Keagy B A, Starek P J, Murray G F, Battaglini J W, Lores M E, Wilcox B R
Ann Thorac Surg. 1984 Oct;38(4):314-6. doi: 10.1016/s0003-4975(10)62278-3.
Thoracotomy is not infrequently performed in patients with suspected pulmonary carcinoma but with no histological or cytological confirmation of malignancy. The intraoperative decision to proceed with major pulmonary resection (lobectomy or pneumonectomy) is difficult if a large or central lesion precludes total excisional biopsy. Incisional or needle biopsies violate the principles of good cancer surgery, and the results may be inconclusive if the tumor is missed and areas of associated inflammation or necrosis are sampled. Between January 1, 1970, and December 31, 1980, 303 patients underwent thoracotomy for suspected but unconfirmed malignancy. One hundred twenty-two had a minor resection only, 79 had a major resection (lobectomy or pneumonectomy) after a diagnosis was established by frozen section, and 102 had a major resection without a definitive diagnosis of cancer. Carcinoma subsequently was found in 68% (69) of this group of 102 patients, and benign lesions were identified in the remaining 32% (33), all of whom underwent lobectomy. The diagnoses in these 33 patients included seven granulomas, three hamartomas, nine instances of tuberculosis, and fourteen instances of fibrosis, inflammation, or cystic degeneration. The 2 thirty-day operative deaths in this group of 102 patients occurred among the 69 with malignant disease; 1 died of hemorrhage following pneumonectomy and 1, of respiratory insufficiency after lobectomy. In all 303 patients, there was no difference in operative mortality (p less than 0.01) between lobectomy (2%) and a lesser resection (1.6%). In a patient with a suspicious but inaccessible pulmonary lesion, lobectomy can be performed safely without violating the principles of cancer surgery. This recommendation should probably not be extended to lesions requiring pneumonectomy, because of the increased rates of morbidity and mortality associated with that procedure.
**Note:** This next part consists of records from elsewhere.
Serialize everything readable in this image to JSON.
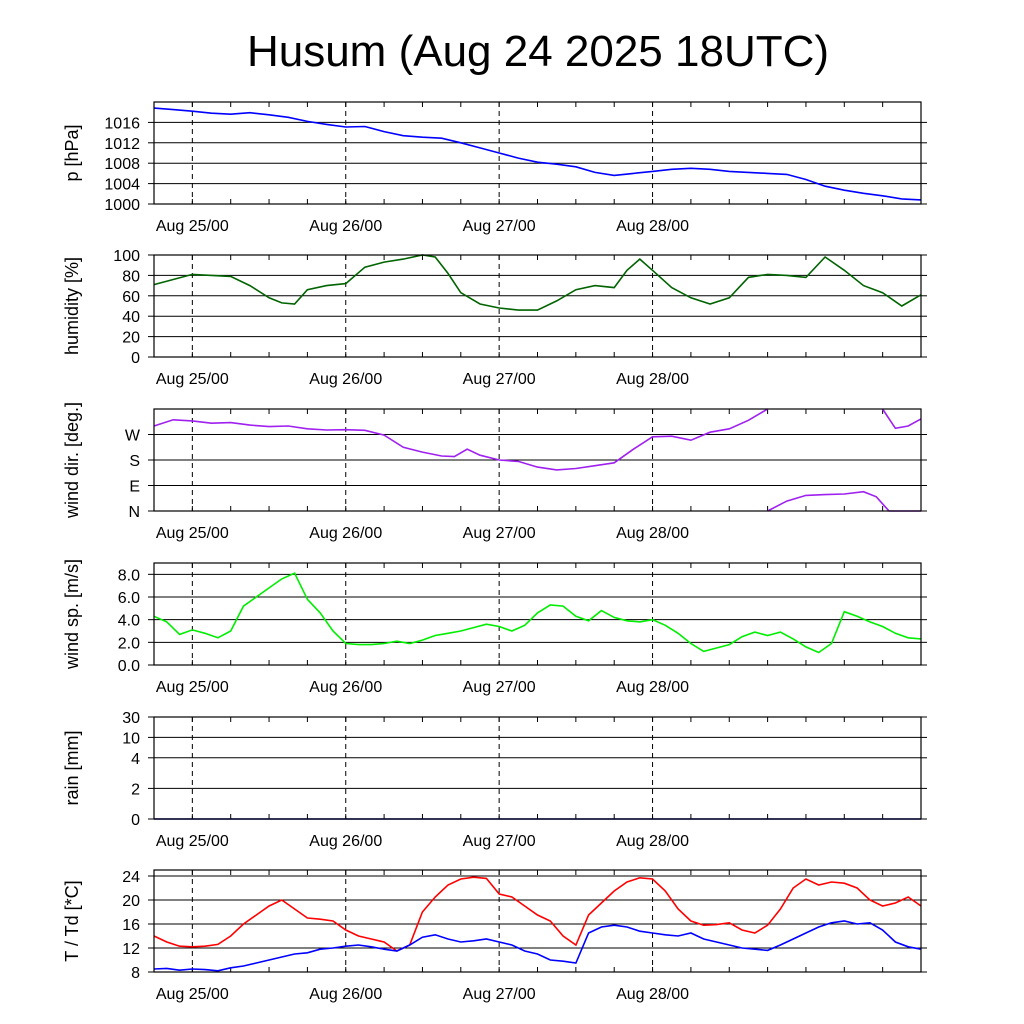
{
  "title": "Husum (Aug 24 2025 18UTC)",
  "chart_data": [
    {
      "type": "line",
      "ylabel": "p [hPa]",
      "ylim": [
        1000,
        1020
      ],
      "yticks": [
        1000,
        1004,
        1008,
        1012,
        1016
      ],
      "ytick_labels": [
        "1000",
        "1004",
        "1008",
        "1012",
        "1016"
      ],
      "xtick_labels": [
        "Aug 25/00",
        "Aug 26/00",
        "Aug 27/00",
        "Aug 28/00"
      ],
      "x_unit": "hours since Aug 24 18UTC",
      "series": [
        {
          "color": "#0000ff",
          "x": [
            0,
            3,
            6,
            9,
            12,
            15,
            18,
            21,
            24,
            27,
            30,
            33,
            36,
            39,
            42,
            45,
            48,
            51,
            54,
            57,
            60,
            63,
            66,
            69,
            72,
            75,
            78,
            81,
            84,
            87,
            90,
            93,
            96,
            99,
            102,
            105,
            108,
            111,
            114,
            117,
            120
          ],
          "y": [
            1018.8,
            1018.5,
            1018.2,
            1017.8,
            1017.6,
            1017.9,
            1017.5,
            1017.0,
            1016.2,
            1015.6,
            1015.1,
            1015.2,
            1014.2,
            1013.4,
            1013.1,
            1012.9,
            1012.0,
            1011.0,
            1010.0,
            1009.0,
            1008.2,
            1007.8,
            1007.3,
            1006.2,
            1005.6,
            1006.0,
            1006.4,
            1006.8,
            1007.0,
            1006.8,
            1006.4,
            1006.2,
            1006.0,
            1005.8,
            1004.8,
            1003.5,
            1002.7,
            1002.1,
            1001.6,
            1001.0,
            1000.8
          ]
        }
      ]
    },
    {
      "type": "line",
      "ylabel": "humidity [%]",
      "ylim": [
        0,
        100
      ],
      "yticks": [
        0,
        20,
        40,
        60,
        80,
        100
      ],
      "ytick_labels": [
        "0",
        "20",
        "40",
        "60",
        "80",
        "100"
      ],
      "xtick_labels": [
        "Aug 25/00",
        "Aug 26/00",
        "Aug 27/00",
        "Aug 28/00"
      ],
      "series": [
        {
          "color": "#006400",
          "x": [
            0,
            3,
            6,
            9,
            12,
            15,
            18,
            20,
            22,
            24,
            27,
            30,
            33,
            36,
            39,
            42,
            44,
            46,
            48,
            51,
            54,
            57,
            60,
            63,
            66,
            69,
            72,
            74,
            76,
            78,
            81,
            84,
            87,
            90,
            93,
            96,
            99,
            102,
            105,
            108,
            111,
            114,
            117,
            120
          ],
          "y": [
            71,
            76,
            81,
            80,
            79,
            70,
            58,
            53,
            52,
            66,
            70,
            72,
            88,
            93,
            96,
            100,
            98,
            82,
            63,
            52,
            48,
            46,
            46,
            55,
            66,
            70,
            68,
            85,
            96,
            85,
            68,
            58,
            52,
            58,
            78,
            81,
            80,
            78,
            98,
            85,
            70,
            63,
            50,
            61
          ]
        }
      ]
    },
    {
      "type": "line",
      "ylabel": "wind dir. [deg.]",
      "ylim": [
        0,
        360
      ],
      "yticks": [
        0,
        90,
        180,
        270
      ],
      "ytick_labels": [
        "N",
        "E",
        "S",
        "W"
      ],
      "xtick_labels": [
        "Aug 25/00",
        "Aug 26/00",
        "Aug 27/00",
        "Aug 28/00"
      ],
      "series": [
        {
          "color": "#a020f0",
          "x": [
            0,
            3,
            6,
            9,
            12,
            15,
            18,
            21,
            24,
            27,
            30,
            33,
            36,
            39,
            42,
            45,
            47,
            49,
            51,
            54,
            57,
            60,
            63,
            66,
            69,
            72,
            75,
            78,
            81,
            84,
            87,
            90,
            93,
            96
          ],
          "y": [
            300,
            322,
            318,
            310,
            312,
            303,
            298,
            300,
            290,
            286,
            287,
            285,
            268,
            225,
            208,
            194,
            192,
            218,
            197,
            180,
            175,
            155,
            145,
            150,
            160,
            170,
            218,
            262,
            264,
            250,
            278,
            290,
            320,
            360
          ]
        },
        {
          "color": "#a020f0",
          "x": [
            96,
            99,
            102,
            105,
            108,
            111,
            113,
            115,
            117,
            120
          ],
          "y": [
            0,
            35,
            55,
            58,
            60,
            68,
            50,
            0,
            0,
            0
          ]
        },
        {
          "color": "#a020f0",
          "x": [
            114,
            116,
            118,
            120
          ],
          "y": [
            360,
            292,
            300,
            325
          ]
        }
      ]
    },
    {
      "type": "line",
      "ylabel": "wind sp. [m/s]",
      "ylim": [
        0,
        9
      ],
      "yticks": [
        0,
        2,
        4,
        6,
        8
      ],
      "ytick_labels": [
        "0.0",
        "2.0",
        "4.0",
        "6.0",
        "8.0"
      ],
      "xtick_labels": [
        "Aug 25/00",
        "Aug 26/00",
        "Aug 27/00",
        "Aug 28/00"
      ],
      "series": [
        {
          "color": "#00ee00",
          "x": [
            0,
            2,
            4,
            6,
            8,
            10,
            12,
            14,
            16,
            18,
            20,
            22,
            24,
            26,
            28,
            30,
            32,
            34,
            36,
            38,
            40,
            42,
            44,
            46,
            48,
            50,
            52,
            54,
            56,
            58,
            60,
            62,
            64,
            66,
            68,
            70,
            72,
            74,
            76,
            78,
            80,
            82,
            84,
            86,
            88,
            90,
            92,
            94,
            96,
            98,
            100,
            102,
            104,
            106,
            108,
            110,
            112,
            114,
            116,
            118,
            120
          ],
          "y": [
            4.3,
            3.8,
            2.7,
            3.1,
            2.8,
            2.4,
            3.0,
            5.2,
            6.0,
            6.8,
            7.6,
            8.1,
            5.8,
            4.6,
            3.0,
            1.9,
            1.8,
            1.8,
            1.9,
            2.1,
            1.9,
            2.2,
            2.6,
            2.8,
            3.0,
            3.3,
            3.6,
            3.4,
            3.0,
            3.5,
            4.6,
            5.3,
            5.2,
            4.3,
            3.9,
            4.8,
            4.2,
            3.9,
            3.8,
            4.0,
            3.5,
            2.8,
            1.9,
            1.2,
            1.5,
            1.8,
            2.5,
            2.9,
            2.6,
            2.9,
            2.3,
            1.6,
            1.1,
            1.9,
            4.7,
            4.3,
            3.8,
            3.4,
            2.8,
            2.4,
            2.3
          ]
        }
      ]
    },
    {
      "type": "line",
      "ylabel": "rain [mm]",
      "ylim": [
        0,
        30
      ],
      "yticks": [
        0,
        2,
        4,
        10,
        30
      ],
      "ytick_labels": [
        "0",
        "2",
        "4",
        "10",
        "30"
      ],
      "scale": "nonlinear",
      "xtick_labels": [
        "Aug 25/00",
        "Aug 26/00",
        "Aug 27/00",
        "Aug 28/00"
      ],
      "series": [
        {
          "color": "#0000aa",
          "x": [
            0,
            24,
            48,
            72,
            96,
            120
          ],
          "y": [
            0,
            0,
            0,
            0,
            0,
            0
          ]
        }
      ]
    },
    {
      "type": "line",
      "ylabel": "T / Td [*C]",
      "ylim": [
        8,
        25
      ],
      "yticks": [
        8,
        12,
        16,
        20,
        24
      ],
      "ytick_labels": [
        "8",
        "12",
        "16",
        "20",
        "24"
      ],
      "xtick_labels": [
        "Aug 25/00",
        "Aug 26/00",
        "Aug 27/00",
        "Aug 28/00"
      ],
      "series": [
        {
          "color": "#ff0000",
          "x": [
            0,
            2,
            4,
            6,
            8,
            10,
            12,
            14,
            16,
            18,
            20,
            22,
            24,
            26,
            28,
            30,
            32,
            34,
            36,
            38,
            40,
            42,
            44,
            46,
            48,
            50,
            52,
            54,
            56,
            58,
            60,
            62,
            64,
            66,
            68,
            70,
            72,
            74,
            76,
            78,
            80,
            82,
            84,
            86,
            88,
            90,
            92,
            94,
            96,
            98,
            100,
            102,
            104,
            106,
            108,
            110,
            112,
            114,
            116,
            118,
            120
          ],
          "y": [
            14.0,
            13.0,
            12.3,
            12.2,
            12.3,
            12.6,
            14.0,
            16.0,
            17.5,
            19.0,
            20.0,
            18.5,
            17.0,
            16.8,
            16.5,
            15.0,
            14.0,
            13.5,
            13.0,
            11.5,
            12.5,
            18.0,
            20.5,
            22.5,
            23.5,
            23.8,
            23.6,
            21.0,
            20.5,
            19.0,
            17.5,
            16.5,
            14.0,
            12.5,
            17.5,
            19.5,
            21.5,
            23.0,
            23.7,
            23.5,
            21.5,
            18.5,
            16.5,
            15.8,
            15.9,
            16.2,
            15.0,
            14.5,
            15.8,
            18.5,
            22.0,
            23.5,
            22.5,
            23.0,
            22.8,
            22.0,
            20.0,
            19.0,
            19.5,
            20.5,
            19.0
          ]
        },
        {
          "color": "#0000ff",
          "x": [
            0,
            2,
            4,
            6,
            8,
            10,
            12,
            14,
            16,
            18,
            20,
            22,
            24,
            26,
            28,
            30,
            32,
            34,
            36,
            38,
            40,
            42,
            44,
            46,
            48,
            50,
            52,
            54,
            56,
            58,
            60,
            62,
            64,
            66,
            68,
            70,
            72,
            74,
            76,
            78,
            80,
            82,
            84,
            86,
            88,
            90,
            92,
            94,
            96,
            98,
            100,
            102,
            104,
            106,
            108,
            110,
            112,
            114,
            116,
            118,
            120
          ],
          "y": [
            8.5,
            8.6,
            8.3,
            8.5,
            8.4,
            8.2,
            8.7,
            9.0,
            9.5,
            10.0,
            10.5,
            11.0,
            11.2,
            11.8,
            12.0,
            12.3,
            12.5,
            12.2,
            11.8,
            11.5,
            12.5,
            13.8,
            14.2,
            13.5,
            13.0,
            13.2,
            13.5,
            13.0,
            12.5,
            11.5,
            11.0,
            10.0,
            9.8,
            9.5,
            14.5,
            15.5,
            15.8,
            15.5,
            14.8,
            14.5,
            14.2,
            14.0,
            14.5,
            13.5,
            13.0,
            12.5,
            12.0,
            11.8,
            11.6,
            12.5,
            13.5,
            14.5,
            15.5,
            16.2,
            16.5,
            16.0,
            16.2,
            15.0,
            13.0,
            12.2,
            11.8
          ]
        }
      ]
    }
  ]
}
对于疑似肺癌但未获得组织学或细胞学恶性肿瘤确诊的患者,开胸手术并不罕见。如果大的或中央型病变妨碍进行完整切除活检,术中决定是否进行主要的肺切除术(肺叶切除术或全肺切除术)就会很困难。切开活检或针吸活检违反了良好癌症手术的原则,如果未取到肿瘤组织而取到相关炎症或坏死区域的组织,结果可能无法确诊。在1970年1月1日至1980年12月31日期间,303例患者因疑似但未确诊的恶性肿瘤接受了开胸手术。122例仅进行了小范围切除,79例在通过冰冻切片确诊后进行了主要切除(肺叶切除术或全肺切除术),102例在未明确诊断为癌症的情况下进行了主要切除。随后在这102例患者中的68%(69例)发现了癌症,其余32%(33例)为良性病变,所有这些患者均接受了肺叶切除术。这33例患者的诊断包括7例肉芽肿、3例错构瘤、9例肺结核以及14例纤维化、炎症或囊性变。在这102例患者中,2例30天手术死亡发生在69例患有恶性疾病的患者中;1例死于全肺切除术后出血,1例死于肺叶切除术后呼吸功能不全。在所有303例患者中,肺叶切除术(2%)和小范围切除术(1.6%)的手术死亡率没有差异(p<0.01)。对于肺部病变可疑但难以触及的患者,可以在不违反癌症手术原则的情况下安全地进行肺叶切除术。由于与该手术相关的发病率和死亡率增加,这一建议可能不适用于需要进行全肺切除术的病变。